Tych samych zaległości alimentacyjnych nie będzie już jednocześnie egzekwować gmina i komornik. Zajmie się tym wyłącznie komornik.
– Dwutorowa egzekucja zobowiązań – w trybie sądowym i administracyjnym nie podnosi poziomu wyegzekwowanych należności, generuje natomiast znaczne koszty – tłumaczy Janusz Sejmej, rzecznik prasowy Ministerstwa Pracy, które przygotowało założenia do nowelizacji ustawy o pomocy osobom uprawnionym do alimentów.
Taniej i skuteczniej
Z danych przedstawionych przez ministerstwo wynika, że odzyskiwane przez komornika kwoty przewyższają zazwyczaj kilkakrotnie te ściągnięte przez gminę. W województwie lubuskim np. w 2012 r. środki uzyskane w egzekucji sądowej wyniosły 5 274 364 zł, w administracyjnej zaledwie 182 366zł. Gminy poniosły przy tym koszty 555 505 zł.
– Organy egzekucyjne przestaną sobie wchodzić w drogę- twierdzi Robert Damski, komornik sądowy.

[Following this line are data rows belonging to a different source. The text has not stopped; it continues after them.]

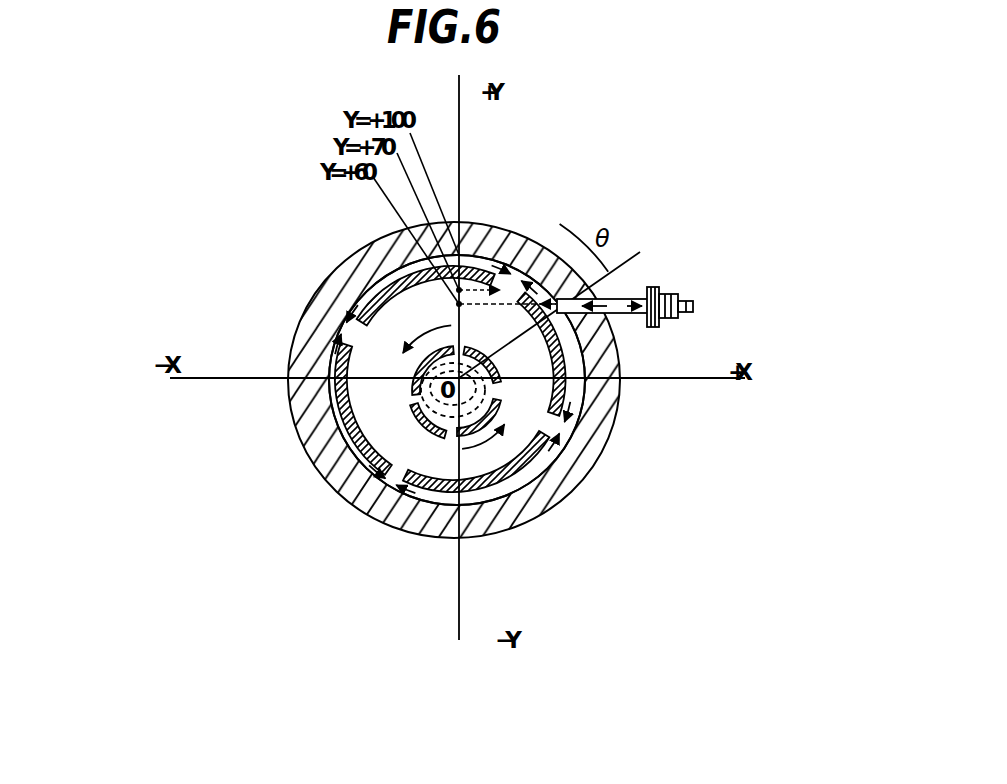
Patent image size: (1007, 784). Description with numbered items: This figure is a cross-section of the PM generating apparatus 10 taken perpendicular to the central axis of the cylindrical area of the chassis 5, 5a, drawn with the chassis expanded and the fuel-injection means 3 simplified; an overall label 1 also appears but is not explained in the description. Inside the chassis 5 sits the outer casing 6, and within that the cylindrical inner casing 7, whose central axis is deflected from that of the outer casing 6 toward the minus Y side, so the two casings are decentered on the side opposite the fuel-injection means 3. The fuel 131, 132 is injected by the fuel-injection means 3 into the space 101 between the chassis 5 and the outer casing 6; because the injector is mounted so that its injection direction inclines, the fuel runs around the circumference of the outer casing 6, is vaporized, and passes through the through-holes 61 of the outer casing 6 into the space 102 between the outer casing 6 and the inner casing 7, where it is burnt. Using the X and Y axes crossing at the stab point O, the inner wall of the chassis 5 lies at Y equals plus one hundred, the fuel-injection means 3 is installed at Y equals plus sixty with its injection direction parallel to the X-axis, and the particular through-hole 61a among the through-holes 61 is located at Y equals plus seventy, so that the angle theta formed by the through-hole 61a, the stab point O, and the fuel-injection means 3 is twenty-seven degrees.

The hollow fiber membrane module / device 1 is at (282, 194).
The PM generating apparatus 10 is at (696, 216).
The fuel-injection means 3 is at (681, 298).
The chassis 5 is at (454, 369).
The housing wall 5a is at (392, 252).
The outer casing 6 is at (308, 430).
The inner casing 7 is at (365, 456).
The through-holes 61 is at (443, 373).
The through-hole 61a is at (342, 318).
The space between the chassis and the outer casing 101 is at (380, 283).
The space between the outer casing and the inner casing 102 is at (380, 370).
The fuel 131 is at (469, 399).
The partition member 132 is at (356, 306).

Dłużnicy nadal jednak będą ukrywać majątek. Beata Mirska-Piworowicz prezes stowarzyszenia „Damy radę" twierdzi nawet, że rezygnacja z egzekucji administracyjnej to oszczędzanie kosztem dzieci. To dlatego, że pracownik socjalny jest bliżej dłużnika i łatwiej wykryje jego dochody. Komornikowi się to nie uda.